Readers Write

One Mississippi Redefines Grief and Healing

The show's layered narrative successfully contravenes social protocols, while never losing sight of its subject matter

Mridula Sharma

One Mississippi can easily be mistaken for a dramatic narrative that is deliberately stationed in a relatively monotonous city where nothing interesting happens. But the semi-autobiographical show's endearing warmth and dark comedy do not disappoint.

The protagonist is Tig Bavaro (played by Tig Notaro): a lesbian woman, a cancer survivor, and a Los Angeles radio host. She returns to Bay St.
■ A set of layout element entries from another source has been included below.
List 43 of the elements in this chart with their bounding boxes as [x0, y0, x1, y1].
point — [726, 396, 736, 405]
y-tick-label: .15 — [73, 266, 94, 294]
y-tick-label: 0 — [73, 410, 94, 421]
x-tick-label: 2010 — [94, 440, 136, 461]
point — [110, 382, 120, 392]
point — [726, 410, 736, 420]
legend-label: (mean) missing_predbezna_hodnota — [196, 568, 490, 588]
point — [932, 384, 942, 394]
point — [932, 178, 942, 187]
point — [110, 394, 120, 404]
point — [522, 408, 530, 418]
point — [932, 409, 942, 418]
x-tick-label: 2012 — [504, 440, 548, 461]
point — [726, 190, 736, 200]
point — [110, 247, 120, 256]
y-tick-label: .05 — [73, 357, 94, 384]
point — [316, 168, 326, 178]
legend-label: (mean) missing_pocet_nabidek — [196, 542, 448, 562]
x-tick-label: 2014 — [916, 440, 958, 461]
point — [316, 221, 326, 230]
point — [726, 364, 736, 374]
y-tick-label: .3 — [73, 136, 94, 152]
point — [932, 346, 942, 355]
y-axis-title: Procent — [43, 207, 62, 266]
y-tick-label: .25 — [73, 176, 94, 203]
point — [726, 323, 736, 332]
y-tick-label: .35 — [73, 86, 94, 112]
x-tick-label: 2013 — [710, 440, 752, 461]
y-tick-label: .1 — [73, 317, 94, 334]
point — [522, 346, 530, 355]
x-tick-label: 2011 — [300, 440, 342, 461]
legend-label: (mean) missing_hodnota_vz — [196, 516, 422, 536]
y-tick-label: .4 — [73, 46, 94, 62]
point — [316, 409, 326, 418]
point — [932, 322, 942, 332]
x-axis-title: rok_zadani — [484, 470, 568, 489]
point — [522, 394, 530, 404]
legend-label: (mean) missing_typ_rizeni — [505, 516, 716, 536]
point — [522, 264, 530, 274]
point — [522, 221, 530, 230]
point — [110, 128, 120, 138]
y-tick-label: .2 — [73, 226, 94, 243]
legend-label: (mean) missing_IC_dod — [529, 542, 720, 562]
Lucille after her mother's death to start living with her stepfather and her brother.

Tig's grief is uncovered at different levels in the series. She is devastated when her mother passes away due to an unexpected fall, which temporarily makes her suspicious of her stepfather. While the mother remains absent in the 'present' of the show, her relationship with Tig manifests through flashbacks and hallucinations.

Tig soon discovers that her mother had given birth to a male child with the man she loved in her formative years: she was 17, the man 35. They had stayed in touch. Apparently, Tig's stepfather knew about this relationship. It is here that grief gets coupled with confusion and nostalgia transforms into uncertain curiosity about the affair. No easy solutions are offered, possibly because no easy solutions exist.

This constitutes only a fraction of the show's thematic emphasis on grief. We find out that Tig is also uncomfortable with her body following her double mastectomy. She eventually gets over her eerie discomfort after she musters the courage to view her chest in the mirror. This partial frontal nudity makes her intimate moment public without positioning the viewers as voyeurs, which is a massive achievement in a world where, by and large, cinema continues to reproduce its problematic gaze on its subject.

Furthermore, Tig's ever-present consciousness of being molested by her step-grandfather further contributes to the narrative of grief and recovery in the show. Glimpses of the past get juxtaposed with dramatic narrations of personal memories. The outcome is a nuanced engagement with the topic of domestic violence and the silence that surrounds it. Tig's private experience of prolonged molestation also becomes the subject of one of her radio shows. A book club of senior citizens finds the show disgraceful and some sponsors of the local radio station back out. Later, when Tig's friend and the radio station's former sound engineer, Kate, gets molested at her new workspace, Tig gets angry at the networks of power that tolerate and sustain such behaviour.

Despite its affinity with the autobiographical genre, the show doesn't glamorise its protagonist, partly because it's structured as a journey rather than the retelling of a turning point in Notaro's life. The death of Tig's mother may constitute a significant event, but it doesn't become the centre around which Tig's story is oriented. Rather, her mother's death is the trigger that precipitates new encounters and locates important conversations in the everyday.

One Mississippi is almost interventionist in the OTT space: it successfully contravenes social protocols and prejudices along with depicting a personal story of grieving and healing.